Deze voorschriften zijn toegepast, zoals zij golden ten tijde van het bewezenverklaarde.

BESLISSING

Het hof:
Vernietigt het vonnis waarvan beroep voor zover aan het oordeel van het hof onderworpen en doet in zoverre opnieuw recht:
Verklaart niet bewezen dat de verdachte het onder 2 primair en 2 subsidiair tenlastegelegde heeft begaan en spreekt de verdachte daarvan vrij.
Bepaalt de door de rechtbank opgelegde straf voor het onder 3 bewezenverklaarde op:
een
taakstrafvoor de duur van
10 (tien) uren, indien niet naar behoren verricht te vervangen door
5 (vijf) dagen hechtenis.
Bepaalt dat de taakstraf niet ten uitvoer zal worden gelegd, tenzij de rechter anders mocht gelasten omdat de verdachte zich voor het einde van de proeftijd van
2 (twee) jarenaan een strafbaar feit heeft schuldig gemaakt.
Beveelt dat de tijd die door de verdachte vóór de tenuitvoerlegging van deze uitspraak in enige in artikel 27, eerste lid, van het Wetboek van Strafrecht bedoelde vorm van voorarrest is doorgebracht, bij de uitvoering van de opgelegde taakstraf in mindering zal worden gebracht, volgens de maatstaf van twee uren taakstraf per in voorarrest doorgebrachte dag, voor zover die tijd niet reeds op een andere straf in mindering is gebracht.

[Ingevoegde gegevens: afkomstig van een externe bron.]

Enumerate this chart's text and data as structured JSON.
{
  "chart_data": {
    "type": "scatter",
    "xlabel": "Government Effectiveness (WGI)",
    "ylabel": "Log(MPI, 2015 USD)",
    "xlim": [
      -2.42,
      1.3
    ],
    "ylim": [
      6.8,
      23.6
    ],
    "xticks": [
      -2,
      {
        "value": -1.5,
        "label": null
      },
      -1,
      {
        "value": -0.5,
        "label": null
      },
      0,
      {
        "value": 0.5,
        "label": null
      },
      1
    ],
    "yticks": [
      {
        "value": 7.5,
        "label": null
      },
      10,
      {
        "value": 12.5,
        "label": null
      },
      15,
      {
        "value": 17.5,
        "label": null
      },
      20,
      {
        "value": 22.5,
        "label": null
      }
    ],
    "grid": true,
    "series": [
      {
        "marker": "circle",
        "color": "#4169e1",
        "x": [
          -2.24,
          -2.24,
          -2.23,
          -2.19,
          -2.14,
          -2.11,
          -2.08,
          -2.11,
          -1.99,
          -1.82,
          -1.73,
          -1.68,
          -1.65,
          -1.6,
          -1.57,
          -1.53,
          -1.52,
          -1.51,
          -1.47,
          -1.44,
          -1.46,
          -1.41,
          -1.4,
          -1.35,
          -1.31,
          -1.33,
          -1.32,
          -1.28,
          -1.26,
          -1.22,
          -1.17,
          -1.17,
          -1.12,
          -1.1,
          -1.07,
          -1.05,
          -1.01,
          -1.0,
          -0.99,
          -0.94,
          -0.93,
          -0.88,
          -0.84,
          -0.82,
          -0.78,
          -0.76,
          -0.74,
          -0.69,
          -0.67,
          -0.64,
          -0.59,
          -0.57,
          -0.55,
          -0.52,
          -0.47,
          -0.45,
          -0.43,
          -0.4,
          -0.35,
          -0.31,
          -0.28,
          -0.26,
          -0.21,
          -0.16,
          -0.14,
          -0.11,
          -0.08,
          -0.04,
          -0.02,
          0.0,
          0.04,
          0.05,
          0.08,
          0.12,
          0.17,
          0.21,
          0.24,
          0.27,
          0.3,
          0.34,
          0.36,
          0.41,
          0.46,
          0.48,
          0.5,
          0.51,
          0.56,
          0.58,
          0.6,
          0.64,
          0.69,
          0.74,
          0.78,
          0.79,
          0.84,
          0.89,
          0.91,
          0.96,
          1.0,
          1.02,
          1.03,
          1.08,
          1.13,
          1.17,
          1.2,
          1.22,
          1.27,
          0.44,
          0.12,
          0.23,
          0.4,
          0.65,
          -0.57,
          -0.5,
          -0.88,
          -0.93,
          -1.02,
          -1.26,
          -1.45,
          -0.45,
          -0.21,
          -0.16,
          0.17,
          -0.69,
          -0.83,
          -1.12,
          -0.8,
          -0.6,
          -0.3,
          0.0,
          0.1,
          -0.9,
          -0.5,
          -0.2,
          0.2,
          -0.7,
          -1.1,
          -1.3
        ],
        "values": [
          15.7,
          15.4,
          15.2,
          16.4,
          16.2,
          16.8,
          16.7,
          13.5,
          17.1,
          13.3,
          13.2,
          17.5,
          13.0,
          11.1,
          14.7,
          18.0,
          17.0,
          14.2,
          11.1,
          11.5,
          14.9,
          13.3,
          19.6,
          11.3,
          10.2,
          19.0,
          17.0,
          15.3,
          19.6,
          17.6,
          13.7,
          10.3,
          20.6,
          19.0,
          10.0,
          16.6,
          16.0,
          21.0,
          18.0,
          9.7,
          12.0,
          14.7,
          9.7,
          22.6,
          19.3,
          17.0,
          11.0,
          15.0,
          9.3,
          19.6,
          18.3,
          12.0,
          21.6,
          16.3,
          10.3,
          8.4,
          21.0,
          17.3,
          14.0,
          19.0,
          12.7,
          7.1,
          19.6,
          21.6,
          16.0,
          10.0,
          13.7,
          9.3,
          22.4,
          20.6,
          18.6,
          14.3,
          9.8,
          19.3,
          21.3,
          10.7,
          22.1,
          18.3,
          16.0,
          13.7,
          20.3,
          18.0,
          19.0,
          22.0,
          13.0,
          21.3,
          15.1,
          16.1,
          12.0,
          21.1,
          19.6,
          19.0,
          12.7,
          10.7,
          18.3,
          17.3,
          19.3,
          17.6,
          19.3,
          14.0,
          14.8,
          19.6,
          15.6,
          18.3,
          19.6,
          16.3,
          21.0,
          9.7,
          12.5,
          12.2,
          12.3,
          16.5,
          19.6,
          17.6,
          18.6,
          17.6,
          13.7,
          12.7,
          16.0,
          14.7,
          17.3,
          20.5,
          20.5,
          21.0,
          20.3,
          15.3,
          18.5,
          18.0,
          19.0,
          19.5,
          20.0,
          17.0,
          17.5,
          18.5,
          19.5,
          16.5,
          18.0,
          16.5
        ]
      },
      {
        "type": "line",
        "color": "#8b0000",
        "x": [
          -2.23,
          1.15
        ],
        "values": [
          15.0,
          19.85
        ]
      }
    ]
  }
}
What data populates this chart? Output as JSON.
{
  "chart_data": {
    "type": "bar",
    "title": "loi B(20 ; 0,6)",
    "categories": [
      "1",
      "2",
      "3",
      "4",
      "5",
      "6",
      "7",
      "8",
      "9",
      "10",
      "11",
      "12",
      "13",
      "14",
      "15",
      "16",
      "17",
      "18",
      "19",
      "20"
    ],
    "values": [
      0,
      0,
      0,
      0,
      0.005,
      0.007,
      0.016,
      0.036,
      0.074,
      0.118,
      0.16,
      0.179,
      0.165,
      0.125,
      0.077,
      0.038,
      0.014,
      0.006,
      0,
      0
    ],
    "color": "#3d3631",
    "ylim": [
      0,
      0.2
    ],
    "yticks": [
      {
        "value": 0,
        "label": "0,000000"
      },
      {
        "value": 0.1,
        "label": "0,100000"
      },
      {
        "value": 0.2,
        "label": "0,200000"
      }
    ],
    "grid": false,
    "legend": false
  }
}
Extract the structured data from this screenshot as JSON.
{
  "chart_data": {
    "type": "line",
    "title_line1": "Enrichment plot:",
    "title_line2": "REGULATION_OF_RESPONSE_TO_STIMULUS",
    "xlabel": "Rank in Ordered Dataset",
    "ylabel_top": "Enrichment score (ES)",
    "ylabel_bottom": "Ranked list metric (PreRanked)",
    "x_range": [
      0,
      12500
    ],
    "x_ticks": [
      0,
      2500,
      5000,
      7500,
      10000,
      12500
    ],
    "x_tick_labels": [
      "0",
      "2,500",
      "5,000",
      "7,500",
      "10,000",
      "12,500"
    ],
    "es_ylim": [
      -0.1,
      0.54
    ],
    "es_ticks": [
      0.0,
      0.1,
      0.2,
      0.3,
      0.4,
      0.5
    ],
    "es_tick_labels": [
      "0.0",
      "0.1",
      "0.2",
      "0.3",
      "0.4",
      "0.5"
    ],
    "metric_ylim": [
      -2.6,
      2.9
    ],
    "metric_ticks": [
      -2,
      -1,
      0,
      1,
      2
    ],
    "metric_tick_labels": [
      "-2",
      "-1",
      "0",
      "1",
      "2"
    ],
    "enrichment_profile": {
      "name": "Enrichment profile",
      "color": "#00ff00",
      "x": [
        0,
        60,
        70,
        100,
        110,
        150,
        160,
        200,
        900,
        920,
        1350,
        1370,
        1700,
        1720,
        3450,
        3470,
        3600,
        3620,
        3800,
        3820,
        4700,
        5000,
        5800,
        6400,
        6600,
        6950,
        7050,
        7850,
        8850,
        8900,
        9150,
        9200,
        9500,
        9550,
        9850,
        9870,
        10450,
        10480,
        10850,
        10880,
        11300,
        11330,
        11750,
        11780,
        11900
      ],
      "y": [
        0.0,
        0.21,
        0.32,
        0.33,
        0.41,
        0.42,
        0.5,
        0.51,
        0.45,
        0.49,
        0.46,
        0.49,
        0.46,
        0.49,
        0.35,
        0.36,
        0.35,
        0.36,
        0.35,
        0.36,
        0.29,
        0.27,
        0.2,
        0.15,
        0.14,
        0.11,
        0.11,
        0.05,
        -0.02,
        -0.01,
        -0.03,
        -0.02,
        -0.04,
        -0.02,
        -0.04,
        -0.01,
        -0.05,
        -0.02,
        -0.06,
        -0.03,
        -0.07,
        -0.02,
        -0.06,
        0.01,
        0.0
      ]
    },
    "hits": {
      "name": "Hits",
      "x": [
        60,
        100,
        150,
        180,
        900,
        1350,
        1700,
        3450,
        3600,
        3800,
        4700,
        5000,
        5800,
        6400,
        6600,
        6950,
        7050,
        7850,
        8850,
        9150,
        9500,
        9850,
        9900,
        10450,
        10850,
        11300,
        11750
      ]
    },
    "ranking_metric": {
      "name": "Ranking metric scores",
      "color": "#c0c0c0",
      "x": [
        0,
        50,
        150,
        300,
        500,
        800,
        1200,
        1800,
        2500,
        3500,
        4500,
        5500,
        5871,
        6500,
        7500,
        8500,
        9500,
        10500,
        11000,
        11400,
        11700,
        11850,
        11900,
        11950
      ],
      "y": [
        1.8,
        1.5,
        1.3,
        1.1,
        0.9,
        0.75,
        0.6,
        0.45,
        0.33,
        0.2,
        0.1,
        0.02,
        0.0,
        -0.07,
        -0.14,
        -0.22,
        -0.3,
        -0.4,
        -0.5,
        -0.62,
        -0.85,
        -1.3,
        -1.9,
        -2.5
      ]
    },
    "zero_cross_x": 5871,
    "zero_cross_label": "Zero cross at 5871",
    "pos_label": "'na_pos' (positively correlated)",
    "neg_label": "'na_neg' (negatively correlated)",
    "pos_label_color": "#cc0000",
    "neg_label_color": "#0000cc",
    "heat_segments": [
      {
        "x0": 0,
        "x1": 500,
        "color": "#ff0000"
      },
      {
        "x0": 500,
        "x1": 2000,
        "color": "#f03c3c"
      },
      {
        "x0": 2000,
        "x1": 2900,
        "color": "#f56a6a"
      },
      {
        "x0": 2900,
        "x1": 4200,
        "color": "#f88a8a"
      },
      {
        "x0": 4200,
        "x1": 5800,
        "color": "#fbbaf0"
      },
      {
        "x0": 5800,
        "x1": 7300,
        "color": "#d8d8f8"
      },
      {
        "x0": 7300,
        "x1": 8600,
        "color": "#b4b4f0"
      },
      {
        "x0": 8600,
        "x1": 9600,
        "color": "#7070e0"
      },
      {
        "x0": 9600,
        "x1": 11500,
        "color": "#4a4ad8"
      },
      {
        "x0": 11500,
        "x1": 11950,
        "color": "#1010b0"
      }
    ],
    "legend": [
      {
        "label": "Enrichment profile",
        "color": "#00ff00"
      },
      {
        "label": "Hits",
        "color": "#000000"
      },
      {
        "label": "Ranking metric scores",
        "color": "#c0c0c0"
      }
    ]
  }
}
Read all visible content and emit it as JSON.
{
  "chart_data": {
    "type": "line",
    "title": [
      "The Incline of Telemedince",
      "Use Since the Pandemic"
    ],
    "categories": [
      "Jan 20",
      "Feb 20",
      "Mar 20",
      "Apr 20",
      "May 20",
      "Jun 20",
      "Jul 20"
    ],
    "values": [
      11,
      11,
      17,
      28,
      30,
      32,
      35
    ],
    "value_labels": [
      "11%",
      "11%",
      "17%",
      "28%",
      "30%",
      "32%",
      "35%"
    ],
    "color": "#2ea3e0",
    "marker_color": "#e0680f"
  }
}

Vordering van de benadeelde partij [benadeelde partij]

Verklaart de benadeelde partij [benadeelde partij] niet-ontvankelijk in de vordering tot schadevergoeding.
Veroordeelt de benadeelde partij in de door verdachte gemaakte en ten behoeve van de tenuitvoerlegging nog te maken kosten, tot aan de datum van deze uitspraak begroot op nihil.
Aldus gewezen door
mr. D.V.E.M. van der Wiel-Rammeloo, voorzitter,
mr. J. Hielkema en mr. W. Geelhoed, raadsheren,
in tegenwoordigheid van mr. J.R. Sotthewes-de Jonge, griffier,
en op 4 mei 2021 ter openbare terechtzitting uitgesproken.